The idea that the rule of law ought to protect the abused against the hatred and violence that inevitably flow from a licence to offend appears to be losing currency.
And just when we thought Australia was a nation in which racial hatred and genocide would never be given a platform by any public institution of merit, the Anglican Archbishop of Melbourne, Philip Freier, together with Latrobe University’s Centre for Dialogue, led by Professor Joseph Camilleri, have brought to our shores former Iranian President, Seyed Mohammad Khatami.

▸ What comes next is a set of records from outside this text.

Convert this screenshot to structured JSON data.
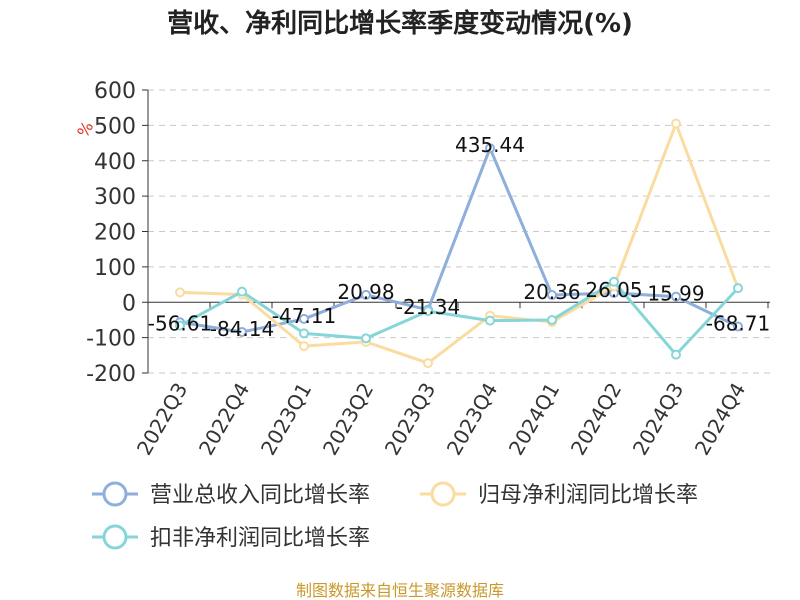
{
  "chart_data": {
    "type": "line",
    "title": "营收、净利同比增长率季度变动情况(%)",
    "ylabel": "%",
    "ylim": [
      -200,
      600
    ],
    "yticks": [
      600,
      500,
      400,
      300,
      200,
      100,
      0,
      -100,
      -200
    ],
    "grid": true,
    "legend_position": "bottom",
    "categories": [
      "2022Q3",
      "2022Q4",
      "2023Q1",
      "2023Q2",
      "2023Q3",
      "2023Q4",
      "2024Q1",
      "2024Q2",
      "2024Q3",
      "2024Q4"
    ],
    "series": [
      {
        "name": "营业总收入同比增长率",
        "color": "#8eaedb",
        "values": [
          -56.61,
          -84.14,
          -47.11,
          20.98,
          -21.34,
          435.44,
          20.36,
          26.05,
          15.99,
          -68.71
        ],
        "labels": [
          "-56.61",
          "-84.14",
          "-47.11",
          "20.98",
          "-21.34",
          "435.44",
          "20.36",
          "26.05",
          "15.99",
          "-68.71"
        ]
      },
      {
        "name": "归母净利润同比增长率",
        "color": "#fbdca0",
        "values": [
          28,
          22,
          -124,
          -112,
          -172,
          -38,
          -56,
          45,
          505,
          40
        ]
      },
      {
        "name": "扣非净利润同比增长率",
        "color": "#86d6d9",
        "values": [
          -66,
          30,
          -88,
          -102,
          -25,
          -52,
          -50,
          58,
          -148,
          40
        ]
      }
    ]
  },
  "source_text": "制图数据来自恒生聚源数据库"
}
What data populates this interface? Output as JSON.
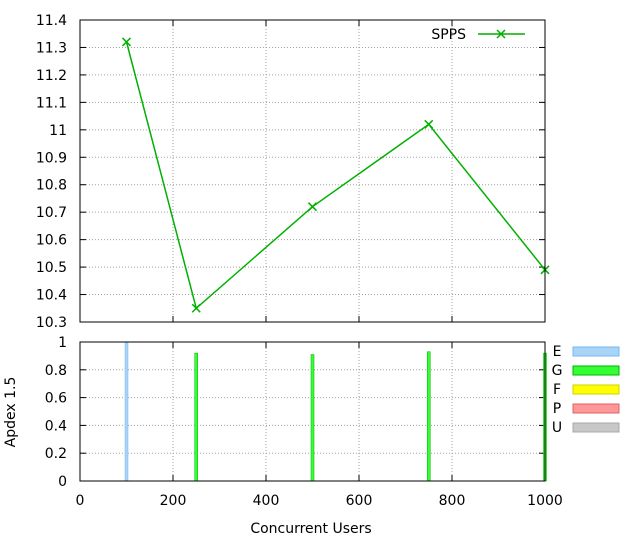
{
  "chart_data": [
    {
      "type": "line",
      "title": "",
      "xlabel": "",
      "ylabel": "",
      "xlim": [
        0,
        1000
      ],
      "ylim": [
        10.3,
        11.4
      ],
      "yticks": [
        "10.3",
        "10.4",
        "10.5",
        "10.6",
        "10.7",
        "10.8",
        "10.9",
        "11",
        "11.1",
        "11.2",
        "11.3",
        "11.4"
      ],
      "grid": true,
      "legend_position": "top-right",
      "series": [
        {
          "name": "SPPS",
          "color": "#00b000",
          "marker": "x",
          "x": [
            100,
            250,
            500,
            750,
            1000
          ],
          "y": [
            11.32,
            10.35,
            10.72,
            11.02,
            10.49
          ]
        }
      ]
    },
    {
      "type": "bar",
      "title": "",
      "xlabel": "Concurrent Users",
      "ylabel": "Apdex 1.5",
      "xlim": [
        0,
        1000
      ],
      "ylim": [
        0,
        1
      ],
      "xticks": [
        "0",
        "200",
        "400",
        "600",
        "800",
        "1000"
      ],
      "yticks": [
        "0",
        "0.2",
        "0.4",
        "0.6",
        "0.8",
        "1"
      ],
      "grid": true,
      "legend_position": "right",
      "legend": [
        {
          "label": "E",
          "color": "#a8d4f8",
          "border": "#7ab8ec"
        },
        {
          "label": "G",
          "color": "#33ff33",
          "border": "#00b000"
        },
        {
          "label": "F",
          "color": "#ffff00",
          "border": "#d0d000"
        },
        {
          "label": "P",
          "color": "#ff9999",
          "border": "#e06060"
        },
        {
          "label": "U",
          "color": "#c8c8c8",
          "border": "#a8a8a8"
        }
      ],
      "bars": [
        {
          "x": 100,
          "value": 1.0,
          "rating": "E"
        },
        {
          "x": 250,
          "value": 0.92,
          "rating": "G"
        },
        {
          "x": 500,
          "value": 0.91,
          "rating": "G"
        },
        {
          "x": 750,
          "value": 0.93,
          "rating": "G"
        },
        {
          "x": 1000,
          "value": 0.92,
          "rating": "G"
        }
      ]
    }
  ]
}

Khatami is an expert in doublespeak. As President of Iran, Khatami authorised and approved death sentences for gays in Iran. It was on his orders that religious minorities (including Jews, Christians, Sunni and Sufi Muslims, Baha’is and Zoroastrians) faced systematic harassment, discrimination, incarceration, torture and even execution. In an October 2000 televised address, he supported murder of people that the Mullahs of Iran consider to be “wicked” when he declared: "In the Koran, God commanded to kill the wicked … "
And Iran, of course, continues to sponsor terrorist organisations across the globe.
On a visit to Germany as recently as 2008 Khatami defended Holocaust denier Roger Garaudy as “a thinker” and “a believer” whom he publicly suggested was brought to trial merely for publishing “research” which was “displeasing to the West”.
There are others in recent history who also supported the killing of homosexuals, limits on the role of women in society and the dehumanisation and ultimately the murder of Jews and other religious minorities. Do we really want to give a platform to a person whose conduct so belies his deceptively warm words?
It is sad to think that we have learnt so little from a history where the licence to offend has led to social decay and even genocide, that we not accidentally, but sometimes deliberately, repeat the mistakes of the past.
Given the inch of a licence to offend, powerful bullies will take the yard that comes with the power of hatred. A society which truly believes in a fair go, will limit and not licence expression of the offences of prejudice, xenophobia and racial hatred.
Chief Rabbi Sir Jonathan Sacks, recently wrote: “Free speech is one thing; responsible speech another; and a free and gracious society needs both."